Two basic ingredients present in modeling the transport of reactive multi-components: the transport is described by a set of advection-dispersion-reactive partial differential equations (PDEs) based on the principle of mass balance; the chemical reactions, under the assumptions of local equilibrium, are described by a set of highly nonlinear algebraic equations (AEs) base on the principles of mole balance and mass action. For a typical application, the complete set of nonlinear PDEs and AEs consist of more than one hundred simultaneous equations. Thus, it is impractical to solve this set of equations simultaneously. General practice is to divide this set of equations into two subsets: one is the primary governing equations (PGEs) consisting of mainly the transport equations and the other one is the secondary governing equations consisting of mainly the geochemical reaction equations.
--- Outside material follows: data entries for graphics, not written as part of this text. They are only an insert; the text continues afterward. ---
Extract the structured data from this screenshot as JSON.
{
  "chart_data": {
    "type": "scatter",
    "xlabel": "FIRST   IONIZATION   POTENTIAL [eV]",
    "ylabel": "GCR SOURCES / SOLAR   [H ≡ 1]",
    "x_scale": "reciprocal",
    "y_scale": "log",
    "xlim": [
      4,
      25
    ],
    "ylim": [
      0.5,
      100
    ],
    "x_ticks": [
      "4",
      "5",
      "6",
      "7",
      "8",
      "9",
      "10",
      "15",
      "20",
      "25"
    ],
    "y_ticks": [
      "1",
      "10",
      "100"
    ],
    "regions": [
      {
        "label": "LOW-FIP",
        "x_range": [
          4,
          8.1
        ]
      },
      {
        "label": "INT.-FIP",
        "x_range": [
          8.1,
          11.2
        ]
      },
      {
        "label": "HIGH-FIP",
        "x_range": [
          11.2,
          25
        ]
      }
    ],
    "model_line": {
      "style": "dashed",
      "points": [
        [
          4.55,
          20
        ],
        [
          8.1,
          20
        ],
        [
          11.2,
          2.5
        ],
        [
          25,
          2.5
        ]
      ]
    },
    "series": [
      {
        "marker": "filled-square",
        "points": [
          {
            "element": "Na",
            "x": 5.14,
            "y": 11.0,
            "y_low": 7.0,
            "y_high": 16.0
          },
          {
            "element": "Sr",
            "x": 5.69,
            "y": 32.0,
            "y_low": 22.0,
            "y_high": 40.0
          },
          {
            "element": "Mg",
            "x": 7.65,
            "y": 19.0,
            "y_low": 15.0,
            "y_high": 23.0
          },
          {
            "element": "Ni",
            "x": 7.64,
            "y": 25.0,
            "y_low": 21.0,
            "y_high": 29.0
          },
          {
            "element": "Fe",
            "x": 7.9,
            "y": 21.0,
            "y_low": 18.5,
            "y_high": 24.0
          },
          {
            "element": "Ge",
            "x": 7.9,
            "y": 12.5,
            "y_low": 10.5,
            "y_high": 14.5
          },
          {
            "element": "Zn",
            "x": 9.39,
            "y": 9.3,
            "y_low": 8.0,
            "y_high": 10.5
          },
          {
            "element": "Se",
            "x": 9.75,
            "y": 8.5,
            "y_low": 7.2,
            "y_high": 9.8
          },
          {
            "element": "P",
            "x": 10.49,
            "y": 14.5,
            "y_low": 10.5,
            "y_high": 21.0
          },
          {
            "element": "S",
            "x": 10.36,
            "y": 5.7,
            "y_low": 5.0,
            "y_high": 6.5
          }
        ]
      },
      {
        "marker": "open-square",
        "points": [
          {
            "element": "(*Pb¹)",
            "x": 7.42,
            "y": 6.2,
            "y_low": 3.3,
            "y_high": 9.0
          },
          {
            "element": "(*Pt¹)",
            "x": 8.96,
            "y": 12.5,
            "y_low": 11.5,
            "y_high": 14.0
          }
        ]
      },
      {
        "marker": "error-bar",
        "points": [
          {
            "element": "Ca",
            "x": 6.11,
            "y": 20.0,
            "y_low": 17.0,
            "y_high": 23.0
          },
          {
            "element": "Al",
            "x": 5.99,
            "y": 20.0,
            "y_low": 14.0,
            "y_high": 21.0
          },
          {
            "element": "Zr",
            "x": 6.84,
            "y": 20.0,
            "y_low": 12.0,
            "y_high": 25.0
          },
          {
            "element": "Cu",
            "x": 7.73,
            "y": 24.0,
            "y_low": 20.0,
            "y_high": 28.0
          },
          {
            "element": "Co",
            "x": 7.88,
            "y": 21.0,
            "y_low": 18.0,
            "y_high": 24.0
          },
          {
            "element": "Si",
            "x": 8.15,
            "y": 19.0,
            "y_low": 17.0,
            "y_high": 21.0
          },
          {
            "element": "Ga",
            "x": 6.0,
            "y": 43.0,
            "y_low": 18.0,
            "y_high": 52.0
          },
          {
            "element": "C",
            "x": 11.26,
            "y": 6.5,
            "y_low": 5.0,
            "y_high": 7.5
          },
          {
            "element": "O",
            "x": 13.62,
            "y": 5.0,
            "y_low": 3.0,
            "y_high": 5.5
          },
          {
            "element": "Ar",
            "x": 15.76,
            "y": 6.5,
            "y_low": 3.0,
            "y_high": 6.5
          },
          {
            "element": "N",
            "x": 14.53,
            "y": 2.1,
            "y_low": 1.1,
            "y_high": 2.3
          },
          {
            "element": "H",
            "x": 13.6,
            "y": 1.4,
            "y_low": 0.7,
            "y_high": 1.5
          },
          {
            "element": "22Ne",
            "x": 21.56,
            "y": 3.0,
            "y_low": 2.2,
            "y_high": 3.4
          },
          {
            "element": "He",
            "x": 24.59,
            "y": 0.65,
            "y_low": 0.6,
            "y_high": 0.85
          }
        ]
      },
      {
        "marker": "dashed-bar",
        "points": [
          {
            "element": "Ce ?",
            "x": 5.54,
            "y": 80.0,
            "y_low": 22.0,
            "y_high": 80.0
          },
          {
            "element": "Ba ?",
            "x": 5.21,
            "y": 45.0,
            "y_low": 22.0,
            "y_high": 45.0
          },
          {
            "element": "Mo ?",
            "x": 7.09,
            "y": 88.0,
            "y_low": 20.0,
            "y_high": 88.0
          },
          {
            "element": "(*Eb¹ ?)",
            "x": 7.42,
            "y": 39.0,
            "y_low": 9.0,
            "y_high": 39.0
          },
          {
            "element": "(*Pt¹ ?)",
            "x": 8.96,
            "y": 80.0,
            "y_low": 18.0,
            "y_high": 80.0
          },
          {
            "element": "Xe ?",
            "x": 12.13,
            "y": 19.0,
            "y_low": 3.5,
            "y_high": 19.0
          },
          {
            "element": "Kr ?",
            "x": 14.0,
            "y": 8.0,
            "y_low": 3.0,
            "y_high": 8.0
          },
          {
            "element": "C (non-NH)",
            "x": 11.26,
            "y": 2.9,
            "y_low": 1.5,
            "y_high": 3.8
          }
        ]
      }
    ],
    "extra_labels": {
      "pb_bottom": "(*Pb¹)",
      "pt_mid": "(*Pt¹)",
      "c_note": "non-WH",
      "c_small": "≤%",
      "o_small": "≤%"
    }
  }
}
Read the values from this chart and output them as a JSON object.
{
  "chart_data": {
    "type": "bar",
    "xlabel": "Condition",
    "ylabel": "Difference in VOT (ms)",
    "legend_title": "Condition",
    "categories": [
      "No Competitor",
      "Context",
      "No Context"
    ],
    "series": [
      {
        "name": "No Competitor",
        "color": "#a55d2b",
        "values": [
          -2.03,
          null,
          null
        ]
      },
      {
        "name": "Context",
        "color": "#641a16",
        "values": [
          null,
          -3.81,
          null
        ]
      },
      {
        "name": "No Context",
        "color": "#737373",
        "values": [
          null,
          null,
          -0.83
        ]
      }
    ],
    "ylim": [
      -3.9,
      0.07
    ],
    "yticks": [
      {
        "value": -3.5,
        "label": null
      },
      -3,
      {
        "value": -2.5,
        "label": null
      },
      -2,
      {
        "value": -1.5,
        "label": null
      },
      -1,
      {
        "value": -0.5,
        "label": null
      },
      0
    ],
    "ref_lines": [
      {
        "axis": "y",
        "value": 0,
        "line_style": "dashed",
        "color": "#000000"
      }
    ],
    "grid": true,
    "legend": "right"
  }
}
The PGEs are solved for the chosen primary dependent variables (PDVs) and the SGEs are used to compute for the secondary dependent variables (SDVs). The major difficulties in simulating the reactive transport is the numerical solution of PGEs. From the computational point of view, the solution of the set of highly nonlinear PDEs are solved either with the direct substitution approach (DSA) or with the sequential iteration approach (SIA). For DSA, geochemical equilibrium reaction equations are substituted into the hydrologic transport equations to results in a set of nonlinear partial differential equations. These nonlinear PDEs are solved simultaneously for the chosen PDVs. For SIA, the procedure consists of iterating between sequentially solving the hydrologic transport equations for the chosen PDVs and solving geochemical equilibrium equations for the SDVs. The most important consideration in choosing PDVs is: it should decouple the simultaneity of nonlinear PDEs as much as possible and it should yield nonlinear source/sink terms in any PDE as small as possible. This paper presents a discussion on the diagonalization of the simultaneous nonlinear PDEs.